David C. Williams (born 1947) was the vice chairman of the Board of Governors of the United States Postal Service from September 13, 2018, to April 30, 2020, and served as Inspector General (IG) for the U.S. Postal Service, in the United States Postal Service Office of Inspector General, from 2003 to 2016.

==Career==
Following a tour of military duty in Vietnam, Williams joined the United States Secret Service, and was assigned to President Ronald Reagan's Commission on Organized Crime, then led the Office of Special Investigations at the General Accounting Office (since renamed the Government Accountability Office), prior to his confirmation as Inspector General for various federal agencies, including the Social Security Administration, Department of the Treasury, Internal Revenue Service, Nuclear Regulatory Commission, and Department of Housing and Urban Development, as well as vice chair of the Government Accountability and Transparency Board.

After Securities and Exchange Commission (SEC) Assistant Inspector General David P. Weber alleged improper conduct by SEC Inspector General David Kotz in the investigation of the Bernie Madoff Ponzi scheme, Williams was brought in to conduct an independent, outside review of Kotz's alleged improper conduct in 2012. The Williams Report questioned Kotz's work on the Madoff investigation, because Kotz was a "very good friend" with Markopolos.

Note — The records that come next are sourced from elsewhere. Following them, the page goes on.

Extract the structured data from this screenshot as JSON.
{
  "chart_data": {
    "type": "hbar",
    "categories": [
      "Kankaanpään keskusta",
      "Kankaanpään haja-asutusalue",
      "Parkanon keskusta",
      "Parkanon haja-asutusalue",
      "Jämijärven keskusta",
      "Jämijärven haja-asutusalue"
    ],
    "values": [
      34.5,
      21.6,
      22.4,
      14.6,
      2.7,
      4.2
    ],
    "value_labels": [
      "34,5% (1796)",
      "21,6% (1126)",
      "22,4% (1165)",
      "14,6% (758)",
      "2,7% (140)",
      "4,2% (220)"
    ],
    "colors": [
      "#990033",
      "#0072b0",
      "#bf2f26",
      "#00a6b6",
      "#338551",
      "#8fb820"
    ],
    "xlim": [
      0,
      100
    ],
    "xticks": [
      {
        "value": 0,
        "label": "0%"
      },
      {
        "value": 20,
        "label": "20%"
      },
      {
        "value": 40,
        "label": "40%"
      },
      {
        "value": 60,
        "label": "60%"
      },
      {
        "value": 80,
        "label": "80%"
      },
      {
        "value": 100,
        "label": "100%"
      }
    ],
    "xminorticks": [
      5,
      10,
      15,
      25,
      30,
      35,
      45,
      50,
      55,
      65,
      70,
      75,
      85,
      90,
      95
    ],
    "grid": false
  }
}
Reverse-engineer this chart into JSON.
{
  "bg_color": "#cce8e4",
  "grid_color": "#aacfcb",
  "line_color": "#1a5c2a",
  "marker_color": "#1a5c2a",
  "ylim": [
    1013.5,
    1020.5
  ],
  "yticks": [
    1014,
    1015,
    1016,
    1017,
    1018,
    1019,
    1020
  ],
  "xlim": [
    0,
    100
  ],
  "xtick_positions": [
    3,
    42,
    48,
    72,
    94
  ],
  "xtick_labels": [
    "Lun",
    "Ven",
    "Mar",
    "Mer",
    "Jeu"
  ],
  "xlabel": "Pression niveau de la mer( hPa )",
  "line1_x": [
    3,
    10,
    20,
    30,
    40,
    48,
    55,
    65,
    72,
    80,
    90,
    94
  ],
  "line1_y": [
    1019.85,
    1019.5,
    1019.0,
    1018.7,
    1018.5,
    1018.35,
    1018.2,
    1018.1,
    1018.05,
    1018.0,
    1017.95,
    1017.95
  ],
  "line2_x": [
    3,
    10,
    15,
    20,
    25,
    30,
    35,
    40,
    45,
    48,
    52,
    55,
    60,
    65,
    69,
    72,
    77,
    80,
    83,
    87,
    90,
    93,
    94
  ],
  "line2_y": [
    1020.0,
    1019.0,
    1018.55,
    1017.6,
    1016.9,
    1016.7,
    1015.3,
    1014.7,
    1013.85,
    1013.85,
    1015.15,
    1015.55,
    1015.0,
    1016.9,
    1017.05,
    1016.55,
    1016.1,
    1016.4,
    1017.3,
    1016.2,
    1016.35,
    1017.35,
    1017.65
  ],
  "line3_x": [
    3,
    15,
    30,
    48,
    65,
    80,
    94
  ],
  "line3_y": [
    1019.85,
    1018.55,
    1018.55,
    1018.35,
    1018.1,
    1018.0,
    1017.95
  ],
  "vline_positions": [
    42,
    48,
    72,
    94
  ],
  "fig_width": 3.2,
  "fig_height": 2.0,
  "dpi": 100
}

Although investigators were not able to determine when Kotz and Markopolos became friends, the Report concluded that it would have violated U.S. ethics rules if their relationship began before or during Kotz's investigation of Madoff.

In June 2013, Williams criticized the Postal Service's real estate contract with CBRE, a multinational real estate company, citing "conflict of interest concerns."